Lire ou voir entre les lignes, c’est deviner la véritable orientation d’un texte ou d’une image qui n’y est pas formulée ni montrée explicitement. Ainsi ce petit garçon à qui sa mère raconte l’histoire d’un enfant qui vient de déménager et qui s’ennuie : « Pourquoi s’ennuie-t-il, lui demande-t-elle ? ». L’enfant répond : « Il n’a plus d’amis[1] ». Le texte ne le disait pas, le garçon avait lu entre les lignes. De même, dans « Les Visiteurs du soir » de Marcel Carné, sorti en 1942 durant l’Occupation, chacun comprend entre les lignes que, sous l’apparence d’un film médiéval et fantastique, le Diable incarne les Allemands, le baron Hugues, le Maréchal, et les deux amants statufiés dont le cœur continue de battre, la Résistance.

Entre les lignes, ferroviaires celles-ci, les passages à niveaux français d’autrefois nous rappelaient solennellement qu’un train pouvait en cacher un autre.
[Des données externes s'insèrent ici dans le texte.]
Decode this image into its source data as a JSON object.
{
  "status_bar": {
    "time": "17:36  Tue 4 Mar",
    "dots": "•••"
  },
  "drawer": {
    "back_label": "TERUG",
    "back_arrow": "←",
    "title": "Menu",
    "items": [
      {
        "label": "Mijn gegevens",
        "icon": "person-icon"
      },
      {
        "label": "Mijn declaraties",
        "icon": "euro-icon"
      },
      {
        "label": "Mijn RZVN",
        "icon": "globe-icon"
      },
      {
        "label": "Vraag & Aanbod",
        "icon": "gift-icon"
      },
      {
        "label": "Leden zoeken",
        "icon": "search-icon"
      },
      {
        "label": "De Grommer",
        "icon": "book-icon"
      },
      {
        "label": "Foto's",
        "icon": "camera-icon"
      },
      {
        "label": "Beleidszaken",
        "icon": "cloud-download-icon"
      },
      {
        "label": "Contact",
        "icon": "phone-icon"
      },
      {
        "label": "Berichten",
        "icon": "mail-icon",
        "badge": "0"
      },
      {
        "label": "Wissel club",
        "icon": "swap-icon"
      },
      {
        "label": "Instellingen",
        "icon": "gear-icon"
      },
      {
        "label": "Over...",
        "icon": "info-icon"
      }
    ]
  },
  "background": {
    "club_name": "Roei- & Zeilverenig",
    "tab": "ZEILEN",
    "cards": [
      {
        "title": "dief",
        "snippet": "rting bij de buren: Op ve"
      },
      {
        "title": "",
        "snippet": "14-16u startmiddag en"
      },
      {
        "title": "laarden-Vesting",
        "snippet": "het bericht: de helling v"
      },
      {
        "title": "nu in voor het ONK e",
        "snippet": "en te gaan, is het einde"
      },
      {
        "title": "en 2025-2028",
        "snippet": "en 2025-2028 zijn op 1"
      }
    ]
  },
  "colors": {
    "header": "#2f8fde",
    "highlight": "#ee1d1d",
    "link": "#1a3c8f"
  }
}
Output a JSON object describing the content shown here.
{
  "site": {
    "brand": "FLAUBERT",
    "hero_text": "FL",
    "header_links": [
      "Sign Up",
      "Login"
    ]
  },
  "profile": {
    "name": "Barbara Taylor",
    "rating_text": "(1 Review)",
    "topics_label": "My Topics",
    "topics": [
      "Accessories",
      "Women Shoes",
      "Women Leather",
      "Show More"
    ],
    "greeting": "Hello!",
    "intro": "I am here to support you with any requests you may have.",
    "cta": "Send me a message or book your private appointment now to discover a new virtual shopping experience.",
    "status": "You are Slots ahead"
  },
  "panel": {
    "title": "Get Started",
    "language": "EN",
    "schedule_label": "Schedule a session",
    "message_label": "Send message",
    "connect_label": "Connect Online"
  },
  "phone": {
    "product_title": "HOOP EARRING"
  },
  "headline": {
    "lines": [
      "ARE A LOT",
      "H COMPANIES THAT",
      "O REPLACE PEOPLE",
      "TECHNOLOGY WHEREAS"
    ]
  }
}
Entre les lignes, Rabelais nous exhortait à chercher la substantifique moelle qui sourd de ses pages et confère à l’apparente beuverie, à l’immédiate pitrerie et à la farce gargantuesque, un goût plus subtil et une philosophie cachée, par où se révèlent bientôt « de très hauts arcanes et d’horrifiques mystères ». Entre les lignes, et même dans chaque interstice apparent entre les mots d’une page imprimée, Salvador Dali composait une représentation de l’immémorial Hercule et de la célèbre Gradiva du Musée Chiaramonti de Rome. Entre les lignes enfin, Paul Klee procédait à une réinitialisation de notre champ de vision. Il nous apprenait à rendre visible – “Sichtbarmachen” – ce que dissimule l’immédiate lecture des choses quotidiennes. La banalité se parait alors d’or pur.

C’est parce qu’il a été fasciné par les maculatures et les coulures qui pleuvent le long des murs où il accroche ses toiles, que Pierre Zufferey a initié une nouvelle série intitulée “Entre les lignes”. Le reliquat de son travail quotidien, les traces du passage répété du pinceau sur la toile, qu’on laisse volontiers s’épuiser hors cadre et s’oublier hors champ, ces empreintes traditionnellement laissées pour compte, formant un réseau coloré de verticales plus ou moins denses, voilà qu’elles accèdent pour une fois à la lumière. C’est une chrysalide, ou si l’on veut, une bergère devenue reine par la volonté d’un roi novateur, dans une opération d’inversion des valeurs où ce qui fut périphérique devient centrique. Pierre Zufferey fait couler la peinture de haut en bas, il crée des zones réservées à l’aide de rubans adhésifs, joue sur les tonalités, les complicités colorées, pour obtenir un formidable réseau de lignes, à l’épaisseur et à la consistance variables, mais toutes habitées de cohérence chromatique : douceur ineffable des gris-bleu, des roses et des rouilles, opalescence de la toile en réserve, beauté du rouge feu, des verts de marécage et de roseaux. Harmonie générale. 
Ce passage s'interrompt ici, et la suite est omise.